The regulations implementing FARA, 28 C.F.R., pt. 5, were last revised in 2007. In December 2021, DOJ issued an advanced notice of proposed rulemaking soliciting input on 19 questions about how to revise the regulations. No draft regulation has emerged yet, but at the recent FARA conference, Gellie previewed some of the more significant changes that DOJ is likely to propose “soon.” In addition to providing more specific guidance on how to label informational materials on social media and expanding the legal exemption to take into account the "normal bounds of legal representation" outside formal proceedings themselves, DOJ may seek to reshape the so-called "Commercial Exemption," 22 U.S.C. § 613(d)(2), whose regulations currently exempt political activities by companies provided they don't directly promote foreign government interests, to reach political activities that predominantly benefit any foreign entities, including parent companies. This would make another popular exemption for certain parties registered under the Lobbying Disclosure Act (LDA) (which DOJ is also seeking to repeal) all the more significant and require registration by U.S. subsidiaries that engage in registrable conduct that does not qualify as lobbying.

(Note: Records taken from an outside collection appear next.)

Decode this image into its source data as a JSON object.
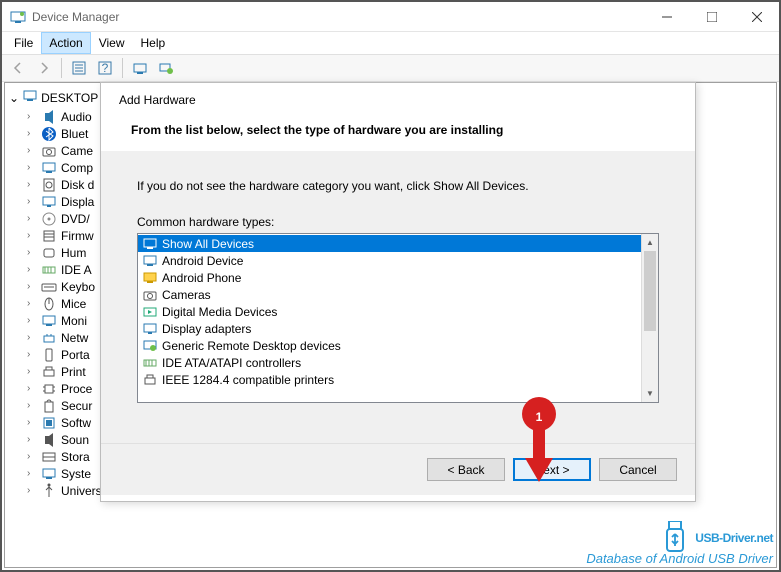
{
  "window": {
    "title": "Device Manager"
  },
  "menu": {
    "file": "File",
    "action": "Action",
    "view": "View",
    "help": "Help"
  },
  "tree": {
    "root": "DESKTOP",
    "items": [
      {
        "label": "Audio",
        "icon": "speaker"
      },
      {
        "label": "Bluet",
        "icon": "bluetooth"
      },
      {
        "label": "Came",
        "icon": "camera"
      },
      {
        "label": "Comp",
        "icon": "computer"
      },
      {
        "label": "Disk d",
        "icon": "disk"
      },
      {
        "label": "Displa",
        "icon": "display"
      },
      {
        "label": "DVD/",
        "icon": "dvd"
      },
      {
        "label": "Firmw",
        "icon": "firmware"
      },
      {
        "label": "Hum",
        "icon": "hid"
      },
      {
        "label": "IDE A",
        "icon": "ide"
      },
      {
        "label": "Keybo",
        "icon": "keyboard"
      },
      {
        "label": "Mice",
        "icon": "mouse"
      },
      {
        "label": "Moni",
        "icon": "monitor"
      },
      {
        "label": "Netw",
        "icon": "network"
      },
      {
        "label": "Porta",
        "icon": "portable"
      },
      {
        "label": "Print",
        "icon": "printer"
      },
      {
        "label": "Proce",
        "icon": "processor"
      },
      {
        "label": "Secur",
        "icon": "security"
      },
      {
        "label": "Softw",
        "icon": "software"
      },
      {
        "label": "Soun",
        "icon": "sound"
      },
      {
        "label": "Stora",
        "icon": "storage"
      },
      {
        "label": "Syste",
        "icon": "system"
      },
      {
        "label": "Universal Serial Bus controllers",
        "icon": "usb"
      }
    ]
  },
  "dialog": {
    "title": "Add Hardware",
    "heading": "From the list below, select the type of hardware you are installing",
    "note": "If you do not see the hardware category you want, click Show All Devices.",
    "list_label": "Common hardware types:",
    "items": [
      {
        "label": "Show All Devices",
        "icon": "monitor",
        "selected": true
      },
      {
        "label": "Android Device",
        "icon": "monitor"
      },
      {
        "label": "Android Phone",
        "icon": "monitor-y"
      },
      {
        "label": "Cameras",
        "icon": "camera"
      },
      {
        "label": "Digital Media Devices",
        "icon": "media"
      },
      {
        "label": "Display adapters",
        "icon": "display"
      },
      {
        "label": "Generic Remote Desktop devices",
        "icon": "remote"
      },
      {
        "label": "IDE ATA/ATAPI controllers",
        "icon": "ide"
      },
      {
        "label": "IEEE 1284.4 compatible printers",
        "icon": "printer"
      }
    ],
    "back": "< Back",
    "next": "Next >",
    "cancel": "Cancel"
  },
  "callout": {
    "num": "1"
  },
  "watermark": {
    "main": "USB-Driver.net",
    "sub": "Database of Android USB Driver"
  }
}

4. Legislative and Other Priorities

As we wrote over the summer, despite the introduction last year of a  bipartisan, bicameral bill on FARA reform, the odds of legislative change are diminished in an election year with slim majorities in both houses of Congress. Still, DOJ has recently become more vocal and explicit about its legislative goals for the statute. In her recent remarks at the FARA conference, DAAG Choi highlighted four priorities with “broad administration support”: (1) obtaining authority to issue civil investigative demands; (2) creating civil penalties for FARA violations; (3) eliminating the exemption to file under FARA for those lobbyists who work on behalf of foreign commercial interests and who register under the LDA; and (4) "fixing" the statute to address McGoff and the district court ruling in the Wynn case.

Meanwhile, in the absence of legislative change, DOJ shows every sign of continuing the increase in enforcement of FARA that began in or about 2016. According to DAAG Choi, the FARA Unit conducted 25 inspections in 2023, the highest number since 1985, continuing a trend of increased oversight of FARA registrants. The FARA Unit has also added both a new analyst and a new civil attorney to bring civil enforcement matters.

Taken together, last year’s pattern of enforcement activity—running the gamut from traditional jury trials for criminal FARA violations to alternative criminal dispositions and civil enforcement actions—reflects continued prioritization of FARA, which DAAG Choi grouped with DOJ’s stated prioritization of corporate criminal enforcement of laws relating to national security.



1 https://www.americanconference.com/fara/ (Dec. 1, 2023) (hereinafter, the “recent FARA conference”).

2 United States v. McGoff, 831 F.2d 1071, 1082 (D.C. Cir. 1987).